A Story For Halloween?

Psst. I need to tell you something… in the spirit of Halloween and all that. I have a Sin Eater for a best friend. It’s a heavy load to bear, but from what I’ve observed, the poor guy’s own load is even heavier.

What’s a Sin Eater you might ask? Well, my friend told me this: Sin Eaters have been around from pre-Christian times but sort of died out (you’ll get the pun) by the end of the 19th century. They were summoned to the bedside of a dead person to perform a ceremony whereby they took on the sins of the deceased— sins that hadn’t been forgiven before the person died, usually unexpectedly. By eating bread and a drink (usually wine or beer) placed on, or waved over, the dead body, the Sin Eater digested the dead person’s sins. In this way, the Sin Eater saved the dying from hell and also from wandering the earth as ghosts.

You see what I mean? A heavy load to take on, and my friend is very busy since he’s the only one still around. He tells me the wine is usually sour and the bread is stale, so he has to take Tums afterward. But now, at least, he gets paid.

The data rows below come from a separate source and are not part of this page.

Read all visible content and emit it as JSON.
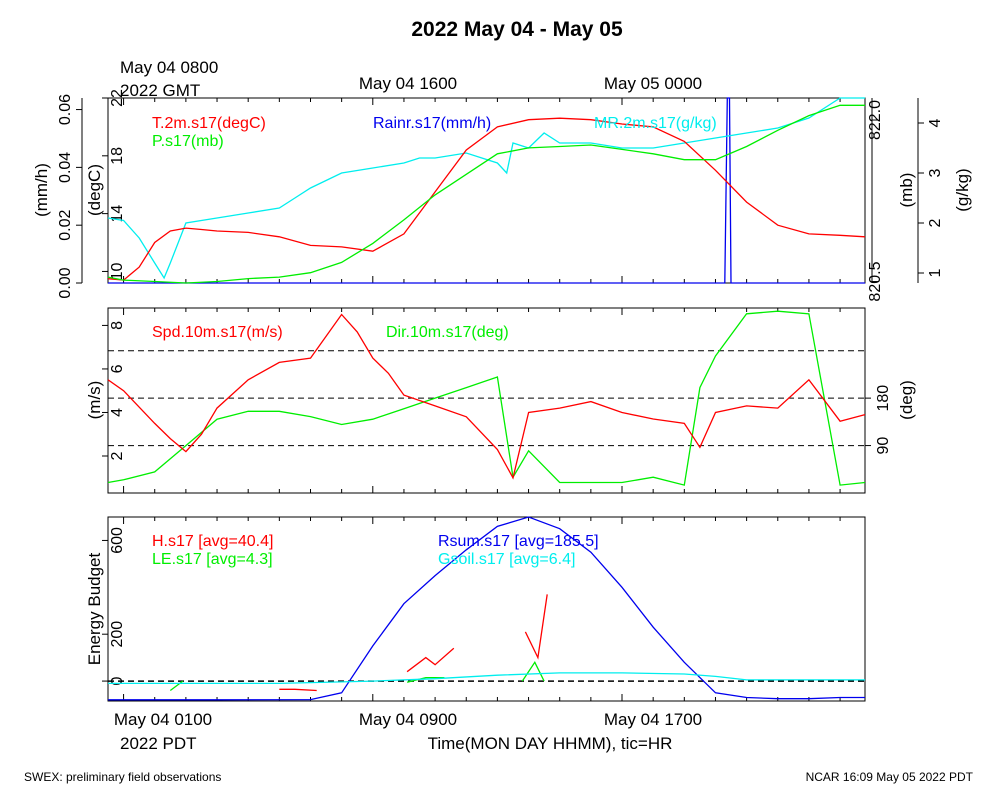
{
  "title": "2022 May 04 - May 05",
  "footer": {
    "left": "SWEX: preliminary field observations",
    "right": "NCAR 16:09 May 05 2022 PDT"
  },
  "top_axis": {
    "first": "May 04 0800",
    "first_tz": "2022 GMT",
    "labels": [
      "May 04 1600",
      "May 05 0000"
    ]
  },
  "bottom_axis": {
    "labels": [
      "May 04 0100",
      "May 04 0900",
      "May 04 1700"
    ],
    "first_tz": "2022 PDT",
    "xlabel": "Time(MON DAY HHMM), tic=HR"
  },
  "colors": {
    "red": "#ff0000",
    "green": "#00ee00",
    "blue": "#0000ee",
    "cyan": "#00eeee",
    "black": "#000000"
  },
  "chart_data": [
    {
      "type": "line",
      "panel": "state",
      "x_unit": "hours since May 04 0100 PDT",
      "xlim": [
        -0.5,
        23.8
      ],
      "y_axes": [
        {
          "label": "(degC)",
          "range": [
            9.2,
            22
          ],
          "ticks": [
            "10",
            "14",
            "18",
            "22"
          ],
          "tick_values": [
            10,
            14,
            18,
            22
          ],
          "side": "left"
        },
        {
          "label": "(mm/h)",
          "range": [
            0,
            0.064
          ],
          "ticks": [
            "0.00",
            "0.02",
            "0.04",
            "0.06"
          ],
          "tick_values": [
            0,
            0.02,
            0.04,
            0.06
          ],
          "side": "left"
        },
        {
          "label": "(mb)",
          "range": [
            820.59,
            821.85
          ],
          "ticks": [
            "820.5",
            "822.0"
          ],
          "tick_values": [
            820.6,
            821.7
          ],
          "side": "right"
        },
        {
          "label": "(g/kg)",
          "range": [
            0.8,
            4.5
          ],
          "ticks": [
            "1",
            "2",
            "3",
            "4"
          ],
          "tick_values": [
            1,
            2,
            3,
            4
          ],
          "side": "right"
        }
      ],
      "series": [
        {
          "name": "T.2m.s17(degC)",
          "color": "red",
          "axis": 0,
          "x": [
            -0.5,
            0,
            0.5,
            1,
            1.5,
            2,
            2.5,
            3,
            4,
            5,
            6,
            7,
            8,
            9,
            10,
            11,
            12,
            13,
            14,
            15,
            16,
            17,
            18,
            19,
            20,
            21,
            22,
            23,
            23.8
          ],
          "y": [
            9.5,
            9.4,
            10.3,
            12.0,
            12.8,
            13.0,
            12.9,
            12.8,
            12.7,
            12.4,
            11.8,
            11.7,
            11.4,
            12.6,
            15.5,
            18.4,
            20.0,
            20.5,
            20.6,
            20.5,
            20.2,
            20.0,
            19.0,
            17.0,
            14.8,
            13.2,
            12.6,
            12.5,
            12.4
          ]
        },
        {
          "name": "P.s17(mb)",
          "color": "green",
          "axis": 2,
          "x": [
            -0.5,
            0,
            1,
            2,
            3,
            4,
            5,
            6,
            7,
            8,
            9,
            10,
            11,
            12,
            13,
            14,
            15,
            16,
            17,
            18,
            19,
            20,
            21,
            22,
            23,
            23.8
          ],
          "y": [
            820.63,
            820.61,
            820.6,
            820.59,
            820.6,
            820.62,
            820.63,
            820.66,
            820.73,
            820.86,
            821.02,
            821.19,
            821.33,
            821.47,
            821.51,
            821.52,
            821.53,
            821.5,
            821.47,
            821.43,
            821.43,
            821.52,
            821.63,
            821.73,
            821.8,
            821.8
          ]
        },
        {
          "name": "MR.2m.s17(g/kg)",
          "color": "cyan",
          "axis": 3,
          "x": [
            -0.5,
            0,
            0.5,
            1,
            1.3,
            1.5,
            2,
            3,
            4,
            5,
            5.5,
            6,
            7,
            8,
            9,
            9.5,
            10,
            11,
            12,
            12.3,
            12.5,
            13,
            13.5,
            14,
            15,
            16,
            17,
            18,
            19,
            20,
            21,
            22,
            23,
            23.8
          ],
          "y": [
            2.1,
            2.05,
            1.7,
            1.2,
            0.9,
            1.2,
            2.0,
            2.1,
            2.2,
            2.3,
            2.5,
            2.7,
            3.0,
            3.1,
            3.2,
            3.3,
            3.3,
            3.4,
            3.2,
            3.0,
            3.6,
            3.5,
            3.8,
            3.6,
            3.6,
            3.5,
            3.5,
            3.6,
            3.7,
            3.8,
            3.9,
            4.1,
            4.5,
            4.5
          ]
        },
        {
          "name": "Rainr.s17(mm/h)",
          "color": "blue",
          "axis": 1,
          "x": [
            -0.5,
            19.3,
            19.38,
            19.45,
            19.5,
            23.8
          ],
          "y": [
            0,
            0,
            0.064,
            0.064,
            0,
            0
          ]
        }
      ]
    },
    {
      "type": "line",
      "panel": "wind",
      "x_unit": "hours since May 04 0100 PDT",
      "xlim": [
        -0.5,
        23.8
      ],
      "y_axes": [
        {
          "label": "(m/s)",
          "range": [
            0.3,
            8.8
          ],
          "ticks": [
            "2",
            "4",
            "6",
            "8"
          ],
          "tick_values": [
            2,
            4,
            6,
            8
          ],
          "side": "left"
        },
        {
          "label": "(deg)",
          "range": [
            0,
            351
          ],
          "ticks": [
            "90",
            "180"
          ],
          "tick_values": [
            90,
            180
          ],
          "side": "right"
        }
      ],
      "reference_lines_deg": [
        90,
        180,
        270
      ],
      "series": [
        {
          "name": "Spd.10m.s17(m/s)",
          "color": "red",
          "axis": 0,
          "x": [
            -0.5,
            0,
            1,
            1.5,
            2,
            2.5,
            3,
            4,
            5,
            6,
            7,
            7.5,
            8,
            8.5,
            9,
            10,
            11,
            12,
            12.5,
            13,
            14,
            15,
            16,
            17,
            18,
            18.5,
            19,
            20,
            21,
            22,
            23,
            23.8
          ],
          "y": [
            5.5,
            5.0,
            3.5,
            2.8,
            2.2,
            3.0,
            4.2,
            5.5,
            6.3,
            6.5,
            8.5,
            7.7,
            6.5,
            5.8,
            4.8,
            4.3,
            3.8,
            2.3,
            1.0,
            4.0,
            4.2,
            4.5,
            4.0,
            3.7,
            3.5,
            2.4,
            4.0,
            4.3,
            4.2,
            5.5,
            3.6,
            3.9
          ]
        },
        {
          "name": "Dir.10m.s17(deg)",
          "color": "green",
          "axis": 1,
          "x": [
            -0.5,
            0,
            1,
            2,
            3,
            4,
            5,
            6,
            7,
            8,
            9,
            10,
            11,
            12,
            12.5,
            13,
            14,
            15,
            16,
            17,
            18,
            18.5,
            19,
            20,
            21,
            22,
            23,
            23.8
          ],
          "y": [
            20,
            25,
            40,
            90,
            140,
            155,
            155,
            145,
            130,
            140,
            160,
            180,
            200,
            220,
            30,
            80,
            20,
            20,
            20,
            30,
            15,
            200,
            260,
            340,
            345,
            340,
            15,
            20
          ]
        }
      ]
    },
    {
      "type": "line",
      "panel": "energy",
      "x_unit": "hours since May 04 0100 PDT",
      "xlim": [
        -0.5,
        23.8
      ],
      "y_axes": [
        {
          "label": "Energy Budget",
          "range": [
            -85,
            700
          ],
          "ticks": [
            "0",
            "200",
            "600"
          ],
          "tick_values": [
            0,
            200,
            600
          ],
          "side": "left"
        }
      ],
      "reference_lines": [
        0
      ],
      "series": [
        {
          "name": "Rsum.s17",
          "annotation": "[avg=185.5]",
          "color": "blue",
          "x": [
            -0.5,
            3,
            6,
            7,
            8,
            9,
            10,
            11,
            12,
            13,
            14,
            15,
            16,
            17,
            18,
            19,
            20,
            21,
            22,
            23,
            23.8
          ],
          "y": [
            -80,
            -80,
            -79,
            -50,
            150,
            330,
            450,
            560,
            660,
            700,
            650,
            550,
            400,
            230,
            80,
            -50,
            -70,
            -75,
            -75,
            -70,
            -70
          ]
        },
        {
          "name": "H.s17",
          "annotation": "[avg=40.4]",
          "color": "red",
          "segments": [
            {
              "x": [
                5,
                5.5,
                6.2
              ],
              "y": [
                -35,
                -35,
                -40
              ]
            },
            {
              "x": [
                9.1,
                9.7,
                10.0,
                10.6
              ],
              "y": [
                40,
                100,
                70,
                140
              ]
            },
            {
              "x": [
                12.9,
                13.3,
                13.6
              ],
              "y": [
                210,
                100,
                370
              ]
            }
          ]
        },
        {
          "name": "LE.s17",
          "annotation": "[avg=4.3]",
          "color": "green",
          "segments": [
            {
              "x": [
                1.5,
                1.9
              ],
              "y": [
                -40,
                0
              ]
            },
            {
              "x": [
                9.1,
                9.7,
                10.3
              ],
              "y": [
                -5,
                15,
                15
              ]
            },
            {
              "x": [
                12.8,
                13.2,
                13.5
              ],
              "y": [
                0,
                80,
                0
              ]
            }
          ]
        },
        {
          "name": "Gsoil.s17",
          "annotation": "[avg=6.4]",
          "color": "cyan",
          "x": [
            -0.5,
            5,
            8,
            10,
            12,
            14,
            16,
            18,
            19,
            20,
            21,
            22,
            23,
            23.8
          ],
          "y": [
            -10,
            -10,
            0,
            10,
            25,
            35,
            35,
            30,
            20,
            5,
            5,
            5,
            5,
            5
          ]
        }
      ]
    }
  ]
}
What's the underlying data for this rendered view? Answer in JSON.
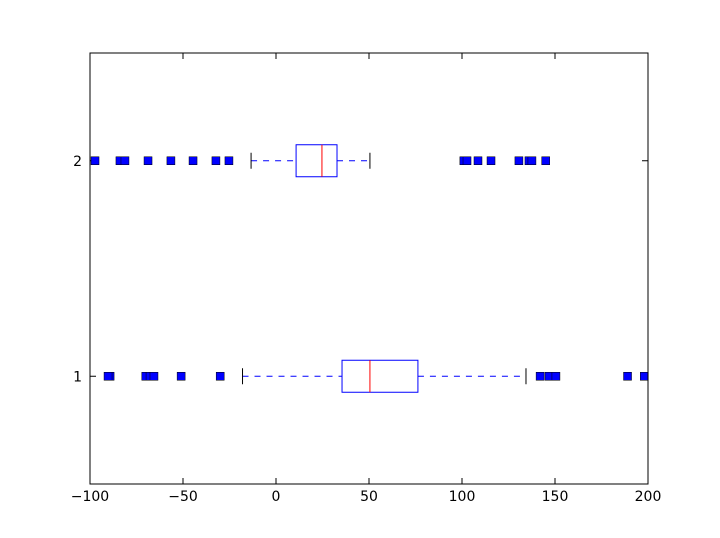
{
  "chart_data": {
    "type": "boxplot",
    "orientation": "horizontal",
    "xlim": [
      -100,
      200
    ],
    "xticks": [
      {
        "value": -100,
        "label": "−100"
      },
      {
        "value": -50,
        "label": "−50"
      },
      0,
      50,
      100,
      150,
      200
    ],
    "ylim": [
      0.5,
      2.5
    ],
    "yticks": [
      1,
      2
    ],
    "box_color": "#0000ff",
    "median_color": "#ff0000",
    "cap_color": "#000000",
    "flier_color": "#0000ff",
    "boxes": [
      {
        "position": 1,
        "whislo": -18,
        "q1": 35.5,
        "med": 50.5,
        "q3": 76.3,
        "whishi": 134.4,
        "fliers": [
          -89.2,
          -90.3,
          -70,
          -67.7,
          -65.6,
          -51,
          -30,
          142,
          146.8,
          150.5,
          189,
          198
        ]
      },
      {
        "position": 2,
        "whislo": -13.4,
        "q1": 10.8,
        "med": 24.7,
        "q3": 32.8,
        "whishi": 50.5,
        "fliers": [
          -97.3,
          -83.9,
          -81.2,
          -68.8,
          -56.5,
          -44.6,
          -32.3,
          -25.3,
          101,
          102.7,
          108.6,
          115.6,
          130.6,
          136,
          137.6,
          145
        ]
      }
    ]
  }
}
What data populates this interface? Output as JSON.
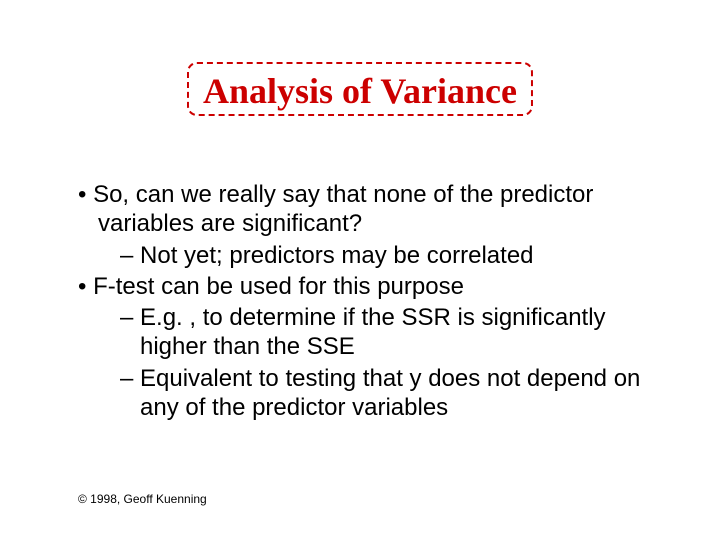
{
  "title": {
    "text": "Analysis of Variance",
    "text_color": "#cc0000",
    "border_color": "#cc0000",
    "fontsize": 36
  },
  "bullets": {
    "b1": "So, can we really say that none of the predictor variables are significant?",
    "b1a": "Not yet; predictors may be correlated",
    "b2": "F-test can be used for this purpose",
    "b2a": "E.g. , to determine if the SSR is significantly higher than the SSE",
    "b2b": "Equivalent to testing that y does not depend on any of the predictor variables"
  },
  "footer": "© 1998, Geoff Kuenning",
  "colors": {
    "background": "#ffffff",
    "body_text": "#000000"
  }
}
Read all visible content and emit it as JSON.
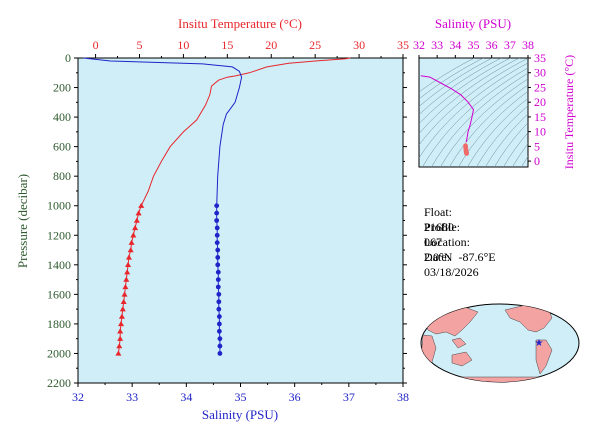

I have to admit I didn’t believe him at first. He’s an odd duck, lives by himself in the apartment next to mine (in a pit of a building, by the way), and really doesn’t like interacting with people. I only got to know him because I deliver food for a local grocery store and made regular visits to his place. I’m pretty outgoing, so eventually I broke him down. He invited me in and over the next year or so, we got to know each other. Then he told me about sin eating. I got up and left. For the next three deliveries, I hardly talked to him, but he looked increasingly sad. I gave in and asked him more about it.

Turns out his father was a Sin Eater, and his father before him. So he’s carrying on the family business. I asked him what he was going to do, since he’s unmarried and has no children. He just shrugged and said he was probably the last of his line. Then I asked him how sin eating made him feel. He said the day after he has to spend in bed. Then he visits the local Catholic church and confesses all the sins he’d ingested. That makes him feel better, but he’s pretty sure the priest thinks he’s the wickedest man on earth.

Then he smiled his sad smile and asked if I’d like to accompany him on his next call. I didn’t feel I could refuse, at that point. I was pretty fascinated.

Turns out his next job was local. Old Mr. Haggerty, who’d lived on the top floor forever, fell in his kitchen and hit his head on the stove. His son didn’t find him for a day or so and seemed fairy traumatized. I know the smell was rather fierce when we entered the apartment. Haggerty lay on the kitchen table, two slices of break on his decaying chest and a glass of wine next to him. The son told us he was only obeying his father’s wishes, which were posted in bold print at the bottom of the DNR notice on the refrigerator.

The Sin Eater waved the glass of wine over the body and drank it, mumbled something under his breath, and then carefully lifted the bread from the body. How he could eat it, I had no idea. But he did, with a lot of gagging and coughing. The son gave him fifty bucks and called 911. We left.

I didn’t see him the next day, but the day after he knocked on my door. What a surprise! He looked pretty good, considering what he’d had to eat, and asked me if I wanted to have dinner with him. I said sure, as long as it wasn’t served on a dead body.

Our son is now an apprentice Sin Eater.



If you liked this short, you might want to check out Twelfth Night at Eyre Hall by Luccia Gray. It features a Sin Eater. Check out Luccia at

This one was for you, Luccia.




19 thoughts on “A Story For Halloween?”

  1. A great Halloween story, thanks Noelle! (t’s not impossible that the sin eater profession was the result of a typo… it originally started out as a profession for those who hate trigonometry: sine ‘ater!) Loved the ending to your story!

  2. I thought it was a true story (until I got to the end). Ha ha ha. I’m so gullible – that’s why I usually don’t read scary stories and never watch scary movies. Well, Noelle. All I can say is I’m glad you aren’t married to a sin eater and don’t have a son in the profession! 🙂

  3. This is brilliant. I did a double take as to whether it was true about three paras in – some of your experiences could lead to this!

  4. Great, Noelle! Loved it! How spooky. The son might have to eat his father’s sins if the Sin Eater dies before his dad does!
    I’m glad I inspire you, because you inspire me all the time 🙂
    The Sin Eater first appears in All Hallows, he also makes an appearance in Twelfth Night, and his apearance in Midsummer at Eyre Hall will be a shocking (and I hope unexpected) part of the ‘grande finale’ of the trilogy. Isac das Junot makes very short, but very intense and crucial visits to my novels. He’s actually based on a biblical character. Guess who?